Not long ago there was a message on my voicemail to call the credit card company’s fraud department. Thankfully, their surveillance system automatically caught the fact that wiring a large sum of money to a third world country was not in my usual spending pattern. They had stopped that payment and also another one of equal size, but needed to verify that I really had not wanted to send my money abroad.
This is not the first time this has happened to us – a big box store once had an order for a 60 inch flat screen tv, using my credit card number, but delivering it to Texas. Fortunately that one was caught by the retailer and they verified the purchase and the shipping location seemed odd, since I live in Ohio. Both times this has happened it was a minor nuisance to get a replacement card, change the numbers on my automatic payments that went with that card, and wait a few days for the replacement to arrive. But it was fixable.
If only what Multiple Sclerosis steals could be so easily stopped; a dear friend had to quit her dream profession, one which she studied for years to reach, because of this disease. She was a pediatrician and knew the moment she froze in tending to a critically ill infant that she was no longer cognitively able to practice medicine and realized she posed a risk to the patients she was trusted to care for. The profession for which she had spent so many years in school to prepare for was immediately gone.
There is another doctor who recently posted his story, Working in medicine with MS , about the difficulty of being an ICU physician and the exhaustion that comes not only from his 80 hour work week job but also his MS. It sounds like he is a fairly recent licensed physician because he writes about having to pay off his student loans. There was a response from several people who had similar stories, and I continue to be amazed at the number of medically trained people who also have MS. I personally know several nurses who have Multiple Sclerosis.

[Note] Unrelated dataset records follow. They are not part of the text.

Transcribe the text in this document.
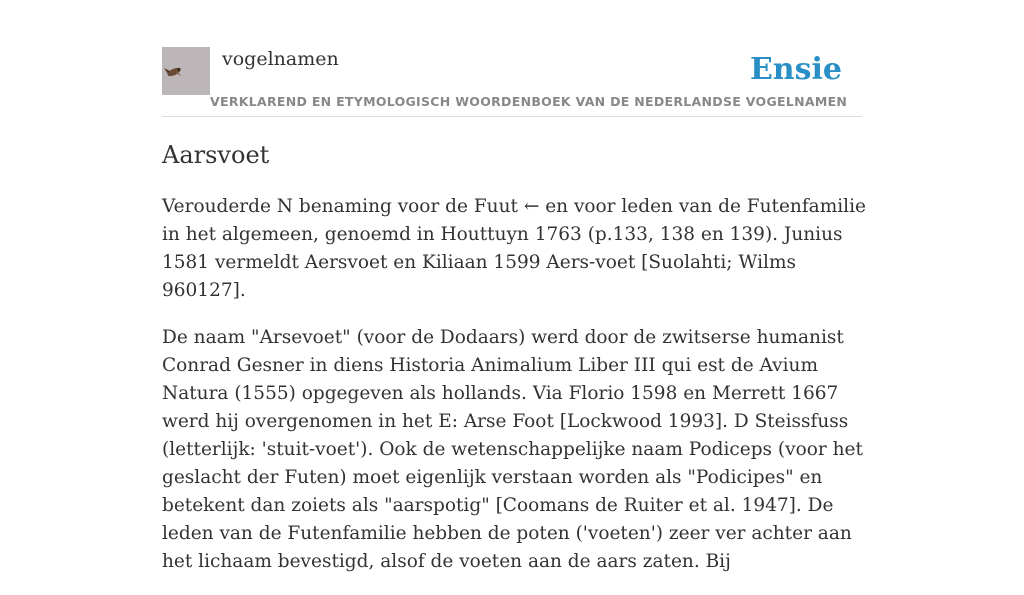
vogelnamen	Ensie
VERKLAREND EN ETYMOLOGISCH WOORDENBOEK VAN DE NEDERLANDSE VOGELNAMEN
Aarsvoet

Verouderde N benaming voor de Fuut ← en voor leden van de Futenfamilie in het algemeen, genoemd in Houttuyn 1763 (p.133, 138 en 139). Junius 1581 vermeldt Aersvoet en Kiliaan 1599 Aers-voet [Suolahti; Wilms 960127].

De naam "Arsevoet" (voor de Dodaars) werd door de zwitserse humanist Conrad Gesner in diens Historia Animalium Liber III qui est de Avium Natura (1555) opgegeven als hollands. Via Florio 1598 en Merrett 1667 werd hij overgenomen in het E: Arse Foot [Lockwood 1993]. D Steissfuss (letterlijk: 'stuit-voet'). Ook de wetenschappelijke naam Podiceps (voor het geslacht der Futen) moet eigenlijk verstaan worden als "Podicipes" en betekent dan zoiets als "aarspotig" [Coomans de Ruiter et al. 1947]. De leden van de Futenfamilie hebben de poten ('voeten') zeer ver achter aan het lichaam bevestigd, alsof de voeten aan de aars zaten. Bij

I don’t believe the number of people with MS who trained in medicine is proportionately higher than the general population but for some reasons those stories jump out at me a bit more. Perhaps because the rest of us don’t name the job we do as we write about our journey with MS, that only the medical people jump out at me. Or maybe it is because I appreciate my medical team and know the dedication it takes to complete the schooling to be entrusted with our care.
From my pediatrician friend, I also understand how closely attached her identity was to being a physician. She once corrected me that she is still a doctor, just not a practicing one. I work as an administrative assistant, but don’t think of that as who I am, it is just what I do to earn a living and to keep my health insurance, but doctors even have who they are as part of their name, such as Marcus Welby, M.D., or Dr. Feelgood.
That’s not to say many of us don’t also lose to MS things that we identify with, and also mourn that loss. This applies to anyone who pursued a dream, or a profession and made it happen, to only have it taken away by this disease. Loss of identity can also happen to relationships where unexpectedly the partner walks away, leaving the other person alone.; going from a couple to to a single.
Much like I cursed at the person who lifted my identity and credit card number, I curse at Multiple Sclerosis and how it often, without warning, steals the identity from people who worked hard to define who they are. If only there was a 1-800 telephone number we could call to correct the problem and halt this thief.